Es ahí donde el vacío normativo adquiere relevancia. El cooperante deja de ser únicamente un medio excepcional para el esclarecimiento de un hecho determinado y corre el riesgo de convertirse en un rehén de la autoridad investigadora, permanentemente disponible para ser requerido conforme a las necesidades de la investigación. La falta de una delimitación legal sobre el alcance temporal de la colaboración termina por transformar al testigo cooperante en un arma permanentemente amartillada al servicio de la persecución penal.
[1] ARTÍCULO 2.- Para los efectos de la presente Ley se entiende por… IX. Persona Protegida: Todo aquel individuo que pueda verse en situación de riesgo o peligro por su intervención en un procedimiento penal.
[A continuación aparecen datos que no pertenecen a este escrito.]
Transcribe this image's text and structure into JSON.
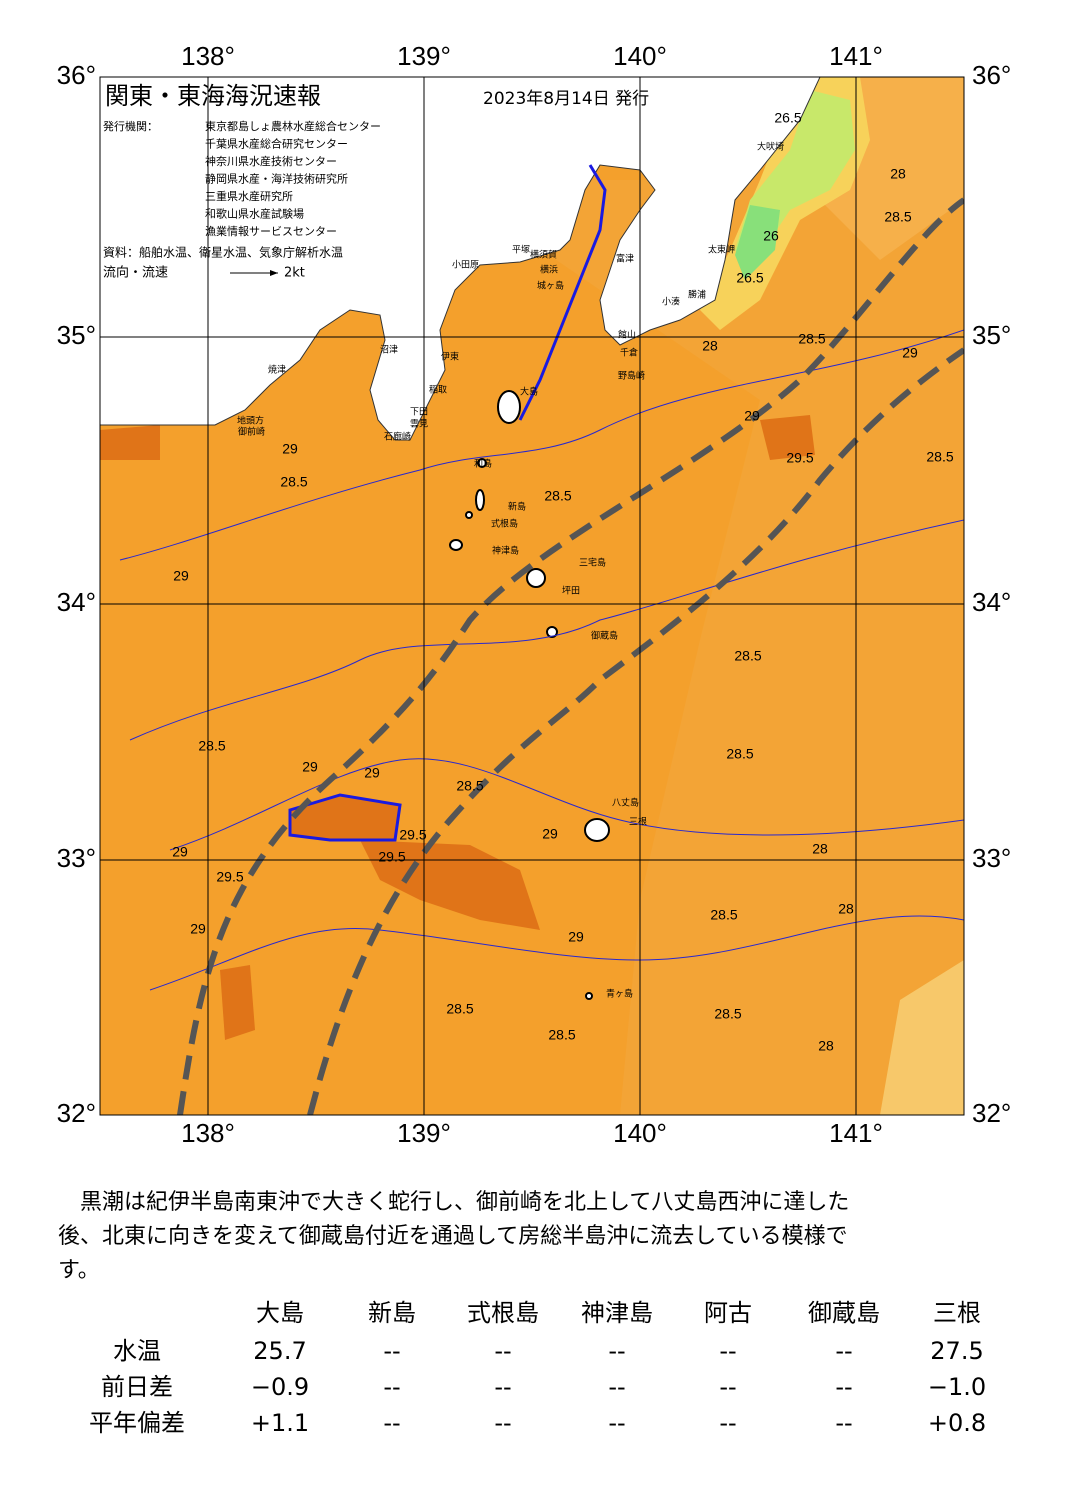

Asimismo, dentro de dicho concepto se considerarán a las personas ligadas con vínculos de parentesco o afectivos con el testigo, víctima, ofendido o servidores públicos, que se vean en situación de riesgo o peligro por las actividades de aquellos en el proceso.
[2] Artículo 35.- Sin perjuicio de las reglas previstas en el Código Nacional de Procedimientos Penales, respecto a los criterios de oportunidad y procedimiento abreviado, por alguno de los delitos previstos en esta Ley, o cuando alguna persona colabore eficazmente con el agente del Ministerio Público de la Federación, en la investigación y persecución de quien forme parte de la delincuencia organizada o delitos vinculados a ésta, se podrán aplicar las siguientes reglas…
[3] Artículo 256. Casos en que operan los criterios de oportunidad Iniciada la investigación y previo análisis objetivo de los datos que consten en la misma, conforme a las disposiciones normativas de cada Procuraduría, el Ministerio Público, podrá abstenerse de ejercer la acción penal con base en la aplicación de criterios de oportunidad, siempre que, en su caso, se hayan reparado o garantizado los daños causados a la víctima u ofendido… V. Cuando el imputado aporte información esencial y eficaz para la persecución de un delito más grave del que se le imputa, y se comprometa a comparecer en juicio…
[4] Artículo 258. Notificaciones y control judicial
Las determinaciones del Ministerio Público sobre la abstención de investigar, el archivo temporal, la aplicación de un criterio de oportunidad y el no ejercicio de la acción penal deberán ser notificadas a la víctima u ofendido quienes las podrán impugnar ante el Juez de control dentro de los diez días posteriores a que sean notificadas de dicha resolución.